Mr. Karnowski's number appears on a list of surveillance targets accessible to members of the international Pegasus Project consortium. Polish intelligence services logged into the mayor’s phone at least a dozen times between November 2018 and March 2019. It remains unclear how much and what sort of data was downloaded. An analysis of Mr. Karnowski's phone at the time did not help to determine this. All data from the device had been wiped (the phone was given to another person).

Polish government services have a statutory obligation to destroy data in case they fail to detect and confirm a crime, but they are not required to inform the target about it.

- A person who has been spied on has no legal way of finding out that he or she was of interest to the intelligence services.

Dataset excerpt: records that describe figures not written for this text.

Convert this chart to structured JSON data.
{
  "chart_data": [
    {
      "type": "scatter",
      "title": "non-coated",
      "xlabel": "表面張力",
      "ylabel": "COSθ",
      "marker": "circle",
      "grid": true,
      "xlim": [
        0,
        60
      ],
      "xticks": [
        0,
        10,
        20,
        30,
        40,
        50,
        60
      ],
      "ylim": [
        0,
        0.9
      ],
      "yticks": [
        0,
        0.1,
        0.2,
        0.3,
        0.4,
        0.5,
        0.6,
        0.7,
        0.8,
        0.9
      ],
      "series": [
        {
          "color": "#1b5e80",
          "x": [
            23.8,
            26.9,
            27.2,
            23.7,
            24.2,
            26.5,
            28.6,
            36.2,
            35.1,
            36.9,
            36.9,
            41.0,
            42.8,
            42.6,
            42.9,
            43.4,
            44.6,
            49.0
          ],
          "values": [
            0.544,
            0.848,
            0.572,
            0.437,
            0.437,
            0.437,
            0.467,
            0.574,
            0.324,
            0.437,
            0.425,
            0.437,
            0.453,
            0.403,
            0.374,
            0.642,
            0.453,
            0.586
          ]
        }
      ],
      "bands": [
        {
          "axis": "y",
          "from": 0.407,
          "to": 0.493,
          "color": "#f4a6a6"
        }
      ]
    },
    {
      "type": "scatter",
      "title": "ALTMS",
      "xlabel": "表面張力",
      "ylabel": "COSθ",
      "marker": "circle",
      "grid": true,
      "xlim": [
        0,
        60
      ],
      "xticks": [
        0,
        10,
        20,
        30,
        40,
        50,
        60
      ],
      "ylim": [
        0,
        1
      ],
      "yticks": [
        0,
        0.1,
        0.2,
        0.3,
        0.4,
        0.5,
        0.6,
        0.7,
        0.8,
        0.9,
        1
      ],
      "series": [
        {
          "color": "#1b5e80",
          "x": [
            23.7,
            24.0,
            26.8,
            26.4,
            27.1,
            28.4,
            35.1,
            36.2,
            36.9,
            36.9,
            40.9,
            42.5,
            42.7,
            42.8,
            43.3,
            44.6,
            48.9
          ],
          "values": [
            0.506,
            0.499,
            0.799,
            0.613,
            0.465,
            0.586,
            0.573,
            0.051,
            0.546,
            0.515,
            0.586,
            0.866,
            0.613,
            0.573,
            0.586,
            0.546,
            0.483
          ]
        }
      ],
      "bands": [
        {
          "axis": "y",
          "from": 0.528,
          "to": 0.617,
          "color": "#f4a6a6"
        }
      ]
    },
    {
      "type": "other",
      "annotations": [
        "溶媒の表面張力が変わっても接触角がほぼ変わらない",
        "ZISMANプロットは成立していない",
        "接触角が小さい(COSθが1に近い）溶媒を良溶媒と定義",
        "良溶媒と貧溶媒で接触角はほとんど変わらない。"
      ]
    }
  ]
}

Especially if the materials are not included in any legal proceedings later on- says Wojciech Klicki, a lawyer associated with the Panoptykon Foundation.

There are no pending proceedings against Mr. Karnowski. He has not been called as a witness either. The Gdańsk branch of CBA, which is most likely responsible for hacking the mayor’s phone, investigated him once before. In 2008, businessman Sławomir Julke accused Mr. Karnowski of attempted bribery. After ten years, Karnowski was cleared of all charges, and some of them were dropped by the prosecutor himself.

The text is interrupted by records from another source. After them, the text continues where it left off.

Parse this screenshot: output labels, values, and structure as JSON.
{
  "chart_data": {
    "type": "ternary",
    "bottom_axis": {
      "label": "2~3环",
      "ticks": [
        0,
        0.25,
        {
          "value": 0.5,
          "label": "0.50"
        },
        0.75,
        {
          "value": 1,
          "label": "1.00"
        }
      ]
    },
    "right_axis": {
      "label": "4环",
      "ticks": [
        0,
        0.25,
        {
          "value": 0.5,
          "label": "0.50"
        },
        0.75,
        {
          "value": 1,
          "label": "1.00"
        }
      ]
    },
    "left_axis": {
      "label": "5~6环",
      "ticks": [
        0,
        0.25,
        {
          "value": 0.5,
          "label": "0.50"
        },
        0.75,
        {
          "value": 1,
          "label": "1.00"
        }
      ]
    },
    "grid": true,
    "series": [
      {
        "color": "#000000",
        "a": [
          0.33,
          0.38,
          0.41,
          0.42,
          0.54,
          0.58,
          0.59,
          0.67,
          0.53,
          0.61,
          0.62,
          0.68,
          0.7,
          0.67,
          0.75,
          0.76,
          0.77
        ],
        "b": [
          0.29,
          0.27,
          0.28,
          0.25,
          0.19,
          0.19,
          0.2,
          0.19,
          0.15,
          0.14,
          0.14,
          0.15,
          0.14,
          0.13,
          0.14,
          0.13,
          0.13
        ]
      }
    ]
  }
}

The list of Pegasus targets keeps getting longer

Polish intelligence services used Pegasus spyware until November 2021 when its license expired and was not renewed by the program’s manufacturer. The Israeli Ministry of Defense blacklisted Poland and Hungary when it was revealed that their governments had used the tool to spy on opposition members and journalists.

The spyware scandal broke out in December 2021 when the Associated Press revealed that Pegasus had been used dozens of times in 2019 to spy on the opposition senator Krzysztof Brejza (at a time when he was running the Civic Coalition's election campaign), and later to track the high-profile lawyer Roman Giertych and prosecutor Ewa Wrzosek.

The Polish government went to great lengths to cover up its purchase of the spyware. There are reasons to believe that the Ministry of Justice, which coordinated the transaction, misused public funds.